To understand the bumps you have to understand what vitamin A does for skin in the first place. Vitamin A's active form in tissues is retinoic acid, and retinoic acid is one of the body's master switches for telling cells how to mature — a process called differentiation. It works by entering the cell nucleus and binding to retinoic acid receptors (RARs), which then switch specific genes on or off. In the epidermis, those genes control how a young skin cell turns into a properly formed surface cell and exactly how much of the tough structural protein keratin it makes (Vollberg et al., 1992; Nagae et al., 1987).

Healthy skin is in a constant, orderly turnover. New cells are born in the deep basal layer, then climb toward the surface, filling with keratin and flattening as they go, until they form a thin, flexible, water-resistant outer shell and are shed. Vitamin A keeps this assembly line controlled: it tells cells to make the right keratins in the right amounts and to mature at the right pace. When retinoic acid is in short supply, that brake comes off. The cells lining the skin and the hair-follicle openings switch into a coarser program — they pile up extra keratin and turn into a dry, scaly, “horny” tissue. Pathologists call this squamous metaplasia and keratinization; in laboratory and animal studies, removing vitamin A drives exactly this excess keratin production, and restoring retinoic acid normalizes how the keratin and barrier proteins are made (Lützow-Holm et al., 1994; Nagae et al., 1987).

The hair follicle is where this shows up most dramatically. Each follicle is a tiny tube, and its lining is constantly shedding keratin. Without enough vitamin A, that lining over-produces keratin, the debris cannot escape, and a hard keratin plug builds up in the mouth of the follicle — trapping the developing hair beneath it and raising the characteristic bump. Multiply that across thousands of follicles and you get a field of sandpaper-rough papules. The widespread dryness comes from the same root: an epidermis making the wrong kind of surface cells holds water poorly and loses its smooth, supple barrier.

An analogy. Think of vitamin A as the foreman on the skin's production line, walking the floor and telling each worker, “make this much keratin, no more, and finish on schedule.” Lose the foreman and the line doesn't stop — it overproduces. Workers churn out crude, excess material and pile it up in the doorways (the follicles) until they clog.
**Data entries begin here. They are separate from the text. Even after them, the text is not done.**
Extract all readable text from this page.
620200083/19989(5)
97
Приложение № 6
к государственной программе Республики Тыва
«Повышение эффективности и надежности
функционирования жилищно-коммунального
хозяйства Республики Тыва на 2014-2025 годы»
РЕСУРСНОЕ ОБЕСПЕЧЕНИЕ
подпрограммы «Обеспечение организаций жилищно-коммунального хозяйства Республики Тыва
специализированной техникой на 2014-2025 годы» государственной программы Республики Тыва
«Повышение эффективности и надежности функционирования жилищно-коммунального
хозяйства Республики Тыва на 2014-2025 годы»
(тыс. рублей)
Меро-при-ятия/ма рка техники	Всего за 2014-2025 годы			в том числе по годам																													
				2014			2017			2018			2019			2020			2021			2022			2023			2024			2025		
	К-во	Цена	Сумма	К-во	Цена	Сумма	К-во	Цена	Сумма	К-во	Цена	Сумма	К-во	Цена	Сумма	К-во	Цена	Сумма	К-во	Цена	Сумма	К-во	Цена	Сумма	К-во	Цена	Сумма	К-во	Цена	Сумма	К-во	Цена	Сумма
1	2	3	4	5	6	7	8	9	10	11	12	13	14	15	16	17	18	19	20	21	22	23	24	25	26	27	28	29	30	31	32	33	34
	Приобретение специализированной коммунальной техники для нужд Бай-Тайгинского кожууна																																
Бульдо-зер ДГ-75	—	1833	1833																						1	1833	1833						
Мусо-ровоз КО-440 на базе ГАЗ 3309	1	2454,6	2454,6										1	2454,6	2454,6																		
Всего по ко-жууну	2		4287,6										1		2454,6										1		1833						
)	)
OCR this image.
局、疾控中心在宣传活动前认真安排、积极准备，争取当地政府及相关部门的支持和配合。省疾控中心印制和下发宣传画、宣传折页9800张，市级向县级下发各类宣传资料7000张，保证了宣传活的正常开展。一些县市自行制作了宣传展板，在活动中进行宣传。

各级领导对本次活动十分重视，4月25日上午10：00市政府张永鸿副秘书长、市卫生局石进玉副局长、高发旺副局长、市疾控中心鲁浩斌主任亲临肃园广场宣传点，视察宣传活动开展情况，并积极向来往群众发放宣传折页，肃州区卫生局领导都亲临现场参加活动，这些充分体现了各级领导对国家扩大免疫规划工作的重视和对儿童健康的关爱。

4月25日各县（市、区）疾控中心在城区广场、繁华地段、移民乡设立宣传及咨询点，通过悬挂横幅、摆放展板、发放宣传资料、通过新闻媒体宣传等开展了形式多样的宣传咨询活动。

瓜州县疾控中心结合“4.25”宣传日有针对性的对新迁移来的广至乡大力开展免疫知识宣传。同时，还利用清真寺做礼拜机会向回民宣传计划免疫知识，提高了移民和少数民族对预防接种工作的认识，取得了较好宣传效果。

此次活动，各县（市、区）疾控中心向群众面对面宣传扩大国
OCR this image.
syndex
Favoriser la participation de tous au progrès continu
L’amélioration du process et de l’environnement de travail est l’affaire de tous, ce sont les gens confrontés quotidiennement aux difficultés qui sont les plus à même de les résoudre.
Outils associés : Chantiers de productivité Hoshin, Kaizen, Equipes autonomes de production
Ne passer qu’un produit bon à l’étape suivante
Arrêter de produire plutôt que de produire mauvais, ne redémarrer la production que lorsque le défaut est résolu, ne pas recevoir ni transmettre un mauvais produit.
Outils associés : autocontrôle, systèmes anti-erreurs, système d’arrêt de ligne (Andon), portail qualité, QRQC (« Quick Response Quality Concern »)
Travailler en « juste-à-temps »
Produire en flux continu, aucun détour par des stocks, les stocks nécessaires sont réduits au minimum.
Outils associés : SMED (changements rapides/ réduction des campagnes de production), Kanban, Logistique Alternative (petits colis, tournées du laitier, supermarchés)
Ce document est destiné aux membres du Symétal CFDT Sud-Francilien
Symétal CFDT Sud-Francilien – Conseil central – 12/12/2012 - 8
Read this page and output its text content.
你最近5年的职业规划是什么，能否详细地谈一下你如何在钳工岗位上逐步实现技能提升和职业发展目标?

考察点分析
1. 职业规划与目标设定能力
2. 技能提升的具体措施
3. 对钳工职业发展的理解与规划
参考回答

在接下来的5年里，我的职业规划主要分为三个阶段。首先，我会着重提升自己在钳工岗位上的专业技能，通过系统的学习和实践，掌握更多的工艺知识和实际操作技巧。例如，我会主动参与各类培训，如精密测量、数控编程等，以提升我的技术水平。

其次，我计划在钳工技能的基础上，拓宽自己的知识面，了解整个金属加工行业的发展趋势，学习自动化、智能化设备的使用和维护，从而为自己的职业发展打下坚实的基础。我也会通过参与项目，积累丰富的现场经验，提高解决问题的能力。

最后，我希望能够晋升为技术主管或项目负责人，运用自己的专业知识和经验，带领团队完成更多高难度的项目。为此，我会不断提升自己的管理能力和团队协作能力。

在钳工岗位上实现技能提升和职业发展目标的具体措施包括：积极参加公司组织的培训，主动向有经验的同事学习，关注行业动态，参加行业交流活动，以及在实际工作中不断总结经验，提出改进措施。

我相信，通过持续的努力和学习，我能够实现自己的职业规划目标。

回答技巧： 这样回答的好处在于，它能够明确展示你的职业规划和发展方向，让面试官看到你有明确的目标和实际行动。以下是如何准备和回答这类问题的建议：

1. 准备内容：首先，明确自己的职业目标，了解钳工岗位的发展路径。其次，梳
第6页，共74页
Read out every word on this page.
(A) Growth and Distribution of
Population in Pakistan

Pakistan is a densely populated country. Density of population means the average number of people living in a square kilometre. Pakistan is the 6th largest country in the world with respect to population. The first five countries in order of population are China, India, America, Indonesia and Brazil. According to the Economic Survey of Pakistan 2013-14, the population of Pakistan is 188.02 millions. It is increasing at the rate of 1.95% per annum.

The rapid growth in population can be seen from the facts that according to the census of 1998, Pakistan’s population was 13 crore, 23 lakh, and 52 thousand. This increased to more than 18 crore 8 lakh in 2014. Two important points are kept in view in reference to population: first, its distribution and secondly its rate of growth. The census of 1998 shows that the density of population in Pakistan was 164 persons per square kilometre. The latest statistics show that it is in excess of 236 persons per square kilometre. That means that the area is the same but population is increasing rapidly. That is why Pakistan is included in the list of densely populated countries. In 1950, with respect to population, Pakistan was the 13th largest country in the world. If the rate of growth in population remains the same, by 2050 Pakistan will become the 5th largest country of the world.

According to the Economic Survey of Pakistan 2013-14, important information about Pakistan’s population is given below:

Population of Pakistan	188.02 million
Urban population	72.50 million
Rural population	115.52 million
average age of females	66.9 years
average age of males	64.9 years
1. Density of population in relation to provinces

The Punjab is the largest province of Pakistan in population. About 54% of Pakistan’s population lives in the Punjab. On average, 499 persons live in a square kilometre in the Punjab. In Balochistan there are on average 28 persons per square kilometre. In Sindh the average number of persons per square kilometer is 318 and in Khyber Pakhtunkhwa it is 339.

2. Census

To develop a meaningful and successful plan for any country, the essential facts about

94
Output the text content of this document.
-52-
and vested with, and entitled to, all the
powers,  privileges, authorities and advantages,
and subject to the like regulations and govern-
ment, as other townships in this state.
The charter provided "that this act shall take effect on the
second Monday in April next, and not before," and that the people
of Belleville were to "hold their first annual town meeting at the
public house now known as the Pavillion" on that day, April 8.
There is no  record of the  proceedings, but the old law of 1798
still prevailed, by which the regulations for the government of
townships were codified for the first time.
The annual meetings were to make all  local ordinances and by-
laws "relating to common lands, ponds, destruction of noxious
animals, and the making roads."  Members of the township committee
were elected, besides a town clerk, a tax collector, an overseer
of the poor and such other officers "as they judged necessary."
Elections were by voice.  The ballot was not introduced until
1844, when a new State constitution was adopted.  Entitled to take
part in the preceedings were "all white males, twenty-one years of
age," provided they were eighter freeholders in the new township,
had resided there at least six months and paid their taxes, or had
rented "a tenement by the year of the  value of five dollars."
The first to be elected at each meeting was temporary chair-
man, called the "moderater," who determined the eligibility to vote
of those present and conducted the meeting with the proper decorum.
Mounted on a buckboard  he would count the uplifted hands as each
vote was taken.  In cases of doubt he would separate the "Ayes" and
The fix is not to tear out the factory but to bring the foreman back: restore vitamin A and orderly production resumes, the doorways clear, and the skin smooths out over the following weeks. (This same biology is why prescription retinoids — vitamin A relatives — are used to treat keratinization disorders; see Katugampola & Finlay, 2005, and the Vitamin A and Skin / Cellular Differentiation page.)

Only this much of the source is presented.